5) The greatest destroyer of peace
Perhaps the greatest lesson Mother Teresa can give us is an understanding of just what it is we are fighting. Abortion doesn’t just kill babies and damage mothers, it affects the whole of society. It isn’t just those women and those babies that are affected, but all of us. Abortion certainly affects the fathers: “…that father is told that he does not have to take any responsibility at all for the child he has brought into the world. The father is likely to put other women into the same trouble. So abortion just leads to more abortion.” It also affects the entire country where abortion is permitted: “Any country that accepts abortion is not teaching its people to love, but to use any violence to get what they want. This is why the greatest destroyer of love and peace is abortion.”

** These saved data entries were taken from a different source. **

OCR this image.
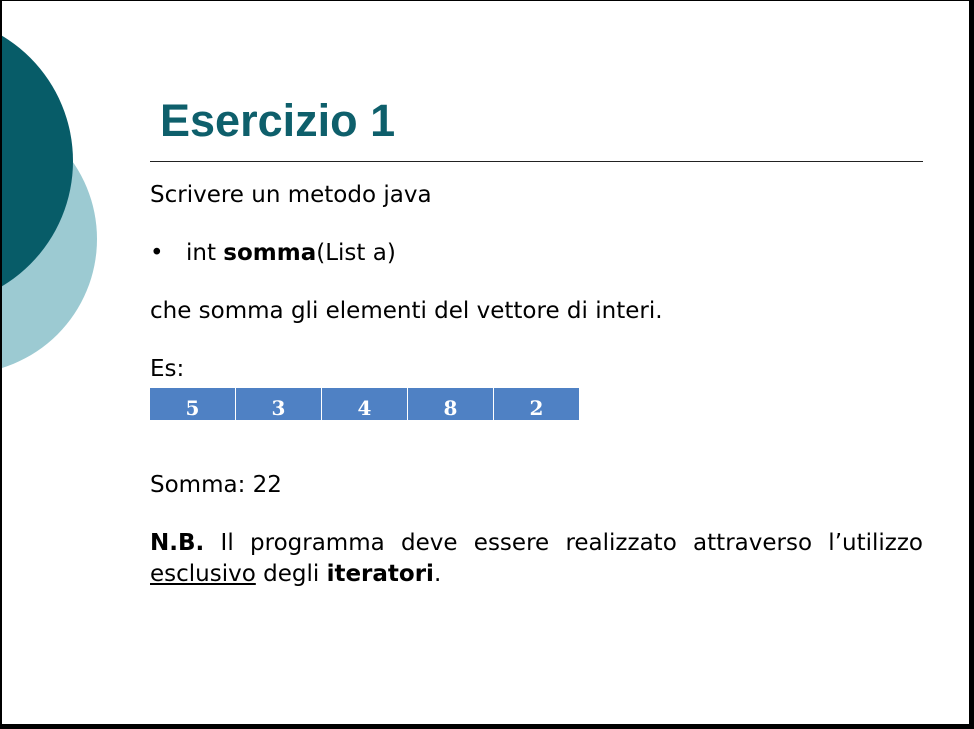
Esercizio 1
Scrivere un metodo java
• int somma(List a)
che somma gli elementi del vettore di interi.
Es:
5	3	4	8	2
Somma: 22
N.B. Il programma deve essere realizzato attraverso l’utilizzo
esclusivo degli iteratori.
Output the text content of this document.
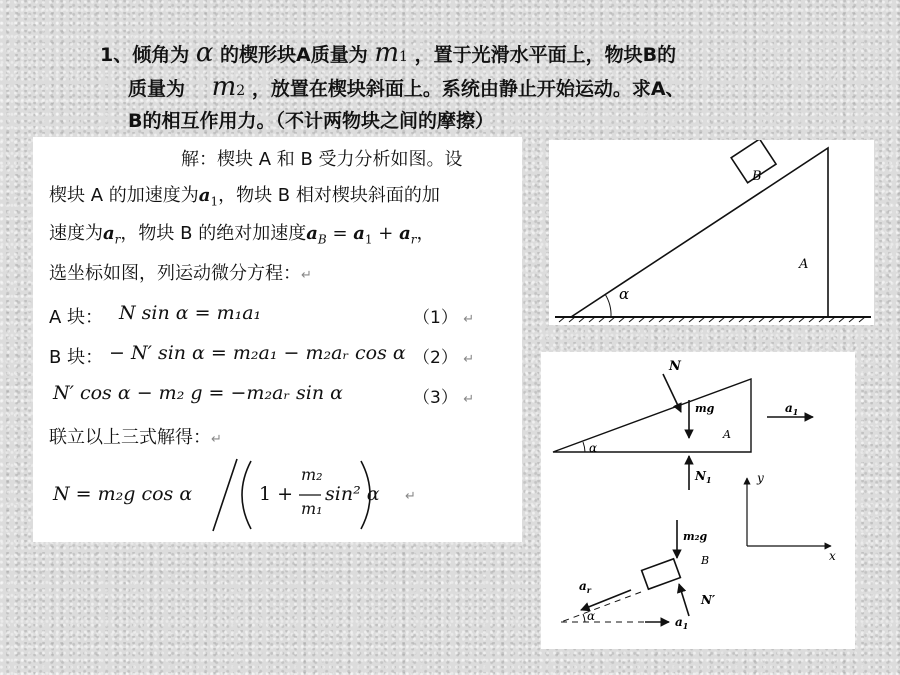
1、倾角为 α 的楔形块A质量为 m1 ，置于光滑水平面上，物块B的
质量为 m2 ，放置在楔块斜面上。系统由静止开始运动。求A、
B的相互作用力。（不计两物块之间的摩擦）
解：楔块 A 和 B 受力分析如图。设
楔块 A 的加速度为$a_1$，物块 B 相对楔块斜面的加
速度为$a_r$，物块 B 的绝对加速度$a_B = a_1 + a_r$，
选坐标如图，列运动微分方程：↵
A 块： N sin α = m₁a₁	（1） ↵
B 块： − N′ sin α = m₂a₁ − m₂aᵣ cos α （2） ↵
N′ cos α − m₂ g = −m₂aᵣ sin α	（3） ↵
联立以上三式解得：↵
N = m₂g cos α	1 +
m₂
m₁
sin² α ↵
α
B
A
α
N
mg
A
$a_1$
$N_1$	y
x
B
m₂g
N′
$a_r$
α	$a_1$
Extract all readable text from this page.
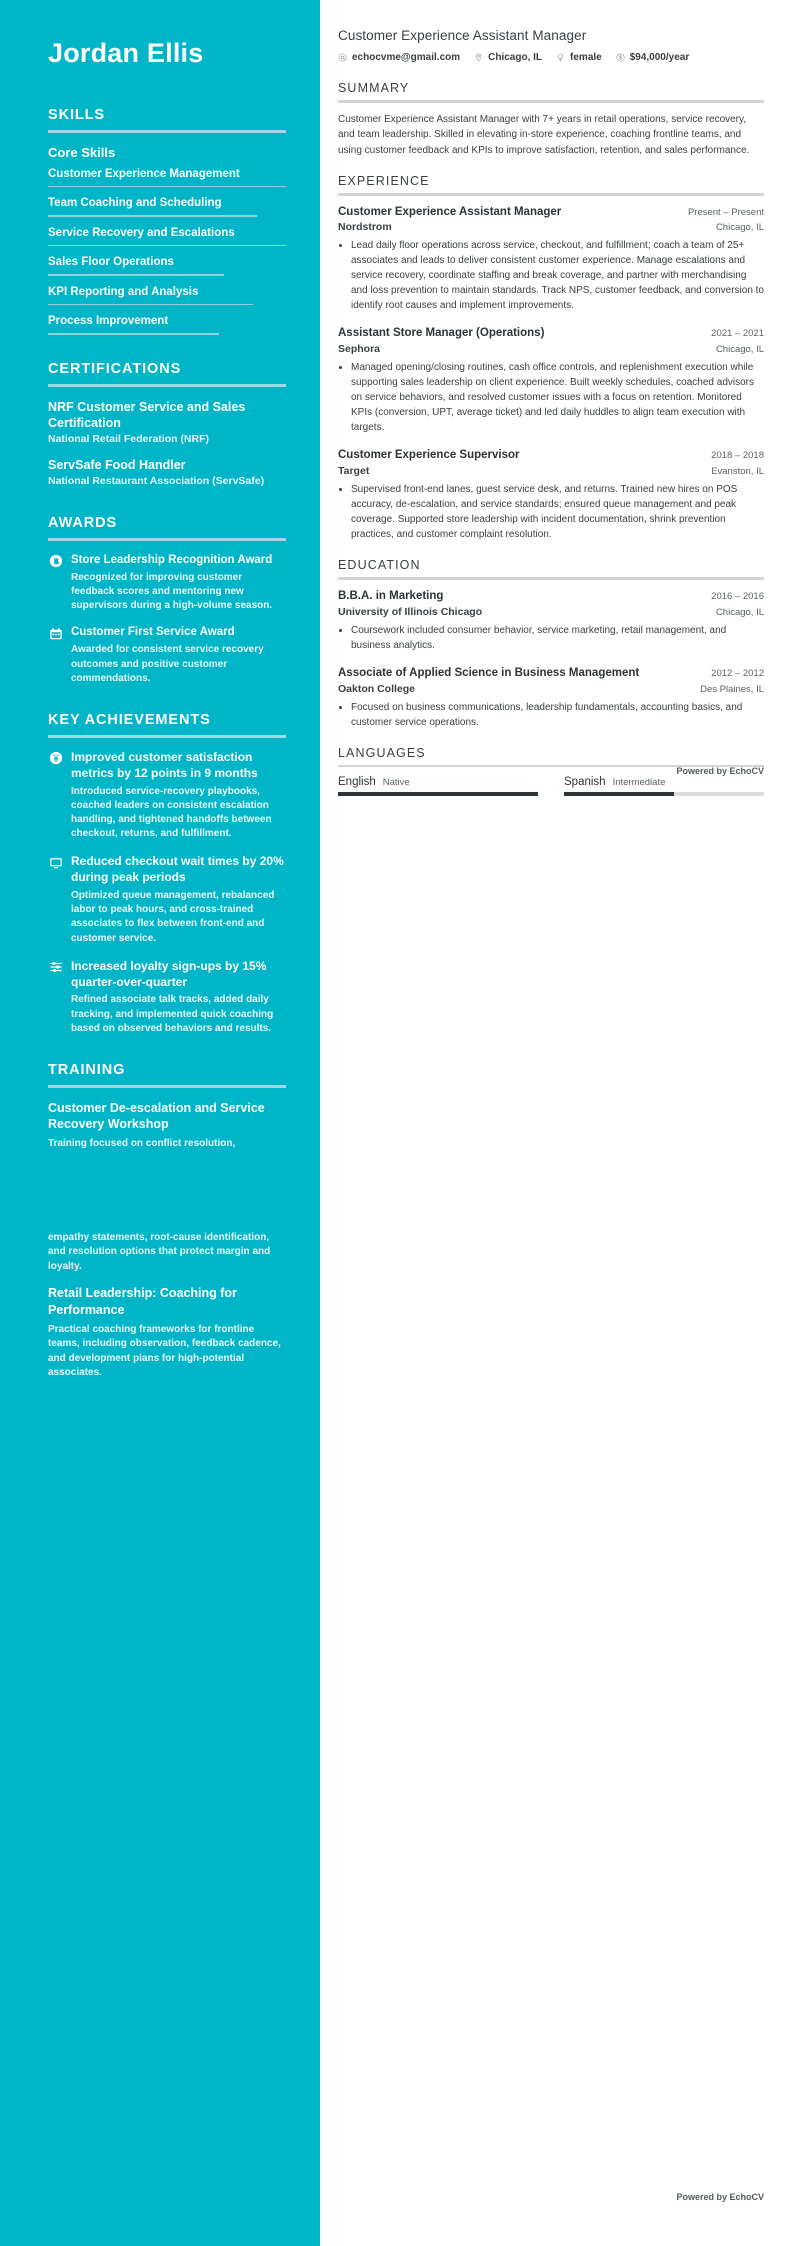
Jordan Ellis
SKILLS
Core Skills
Customer Experience Management
Team Coaching and Scheduling
Service Recovery and Escalations
Sales Floor Operations
KPI Reporting and Analysis
Process Improvement
CERTIFICATIONS
NRF Customer Service and Sales Certification
National Retail Federation (NRF)
ServSafe Food Handler
National Restaurant Association (ServSafe)
AWARDS
Store Leadership Recognition Award
Recognized for improving customer feedback scores and mentoring new supervisors during a high-volume season.
Customer First Service Award
Awarded for consistent service recovery outcomes and positive customer commendations.
KEY ACHIEVEMENTS
Improved customer satisfaction metrics by 12 points in 9 months
Introduced service-recovery playbooks, coached leaders on consistent escalation handling, and tightened handoffs between checkout, returns, and fulfillment.
Reduced checkout wait times by 20% during peak periods
Optimized queue management, rebalanced labor to peak hours, and cross-trained associates to flex between front-end and customer service.
Increased loyalty sign-ups by 15% quarter-over-quarter
Refined associate talk tracks, added daily tracking, and implemented quick coaching based on observed behaviors and results.
TRAINING
Customer De-escalation and Service Recovery Workshop
Training focused on conflict resolution,
empathy statements, root-cause identification, and resolution options that protect margin and loyalty.
Retail Leadership: Coaching for Performance
Practical coaching frameworks for frontline teams, including observation, feedback cadence, and development plans for high-potential associates.
Customer Experience Assistant Manager
echocvme@gmail.com	Chicago, IL	female	$94,000/year
SUMMARY

Customer Experience Assistant Manager with 7+ years in retail operations, service recovery, and team leadership. Skilled in elevating in-store experience, coaching frontline teams, and using customer feedback and KPIs to improve satisfaction, retention, and sales performance.

EXPERIENCE
Customer Experience Assistant Manager	Present – Present
Nordstrom	Chicago, IL
• Lead daily floor operations across service, checkout, and fulfillment; coach a team of 25+ associates and leads to deliver consistent customer experience. Manage escalations and service recovery, coordinate staffing and break coverage, and partner with merchandising and loss prevention to maintain standards. Track NPS, customer feedback, and conversion to identify root causes and implement improvements.
Assistant Store Manager (Operations)	2021 – 2021
Sephora	Chicago, IL
• Managed opening/closing routines, cash office controls, and replenishment execution while supporting sales leadership on client experience. Built weekly schedules, coached advisors on service behaviors, and resolved customer issues with a focus on retention. Monitored KPIs (conversion, UPT, average ticket) and led daily huddles to align team execution with targets.
Customer Experience Supervisor	2018 – 2018
Target	Evanston, IL
• Supervised front-end lanes, guest service desk, and returns. Trained new hires on POS accuracy, de-escalation, and service standards; ensured queue management and peak coverage. Supported store leadership with incident documentation, shrink prevention practices, and customer complaint resolution.
EDUCATION
B.B.A. in Marketing	2016 – 2016
University of Illinois Chicago	Chicago, IL
• Coursework included consumer behavior, service marketing, retail management, and business analytics.
Associate of Applied Science in Business Management	2012 – 2012
Oakton College	Des Plaines, IL
• Focused on business communications, leadership fundamentals, accounting basics, and customer service operations.
LANGUAGES
English Native	Spanish Intermediate
Powered by EchoCV
Powered by EchoCV
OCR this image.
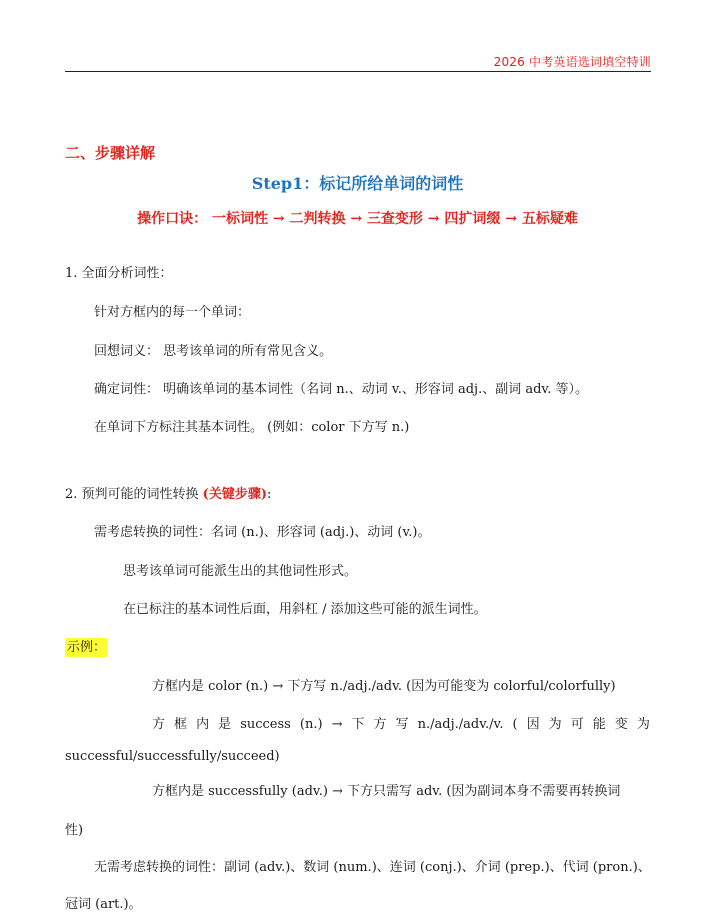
2026 中考英语选词填空特训
二、步骤详解
Step1：标记所给单词的词性
操作口诀： 一标词性 → 二判转换 → 三查变形 → 四扩词缀 → 五标疑难
1. 全面分析词性：
针对方框内的每一个单词：
回想词义： 思考该单词的所有常见含义。
确定词性： 明确该单词的基本词性（名词 n.、动词 v.、形容词 adj.、副词 adv. 等）。
在单词下方标注其基本词性。 (例如：color 下方写 n.)
2. 预判可能的词性转换 (关键步骤):
需考虑转换的词性：名词 (n.)、形容词 (adj.)、动词 (v.)。
思考该单词可能派生出的其他词性形式。
在已标注的基本词性后面，用斜杠 / 添加这些可能的派生词性。
示例：
方框内是 color (n.) → 下方写 n./adj./adv. (因为可能变为 colorful/colorfully)
方 框 内 是 success (n.) → 下 方 写 n./adj./adv./v. ( 因 为 可 能 变 为
successful/successfully/succeed)
方框内是 successfully (adv.) → 下方只需写 adv. (因为副词本身不需要再转换词
性)
无需考虑转换的词性：副词 (adv.)、数词 (num.)、连词 (conj.)、介词 (prep.)、代词 (pron.)、
冠词 (art.)。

There are many other causes worth fighting for, but we must never let ourselves be convinced that the pro-life fight is a side-issue, or one that affects only a small number of people. It’s not just that we care about babies, and also their mothers – we care about everyone. A final quote from the Washington address:
“Many people are very, very concerned with the children of India, with the children of Africa where quite a few die of hunger, and so on. Many people are also concerned about all the violence in this great country of the United States. These concerns are very good. But often these same people are not concerned with the millions who are being killed by the deliberate decision of their own mothers. And this is what is the greatest destroyer of peace today — abortion which brings people to such blindness.”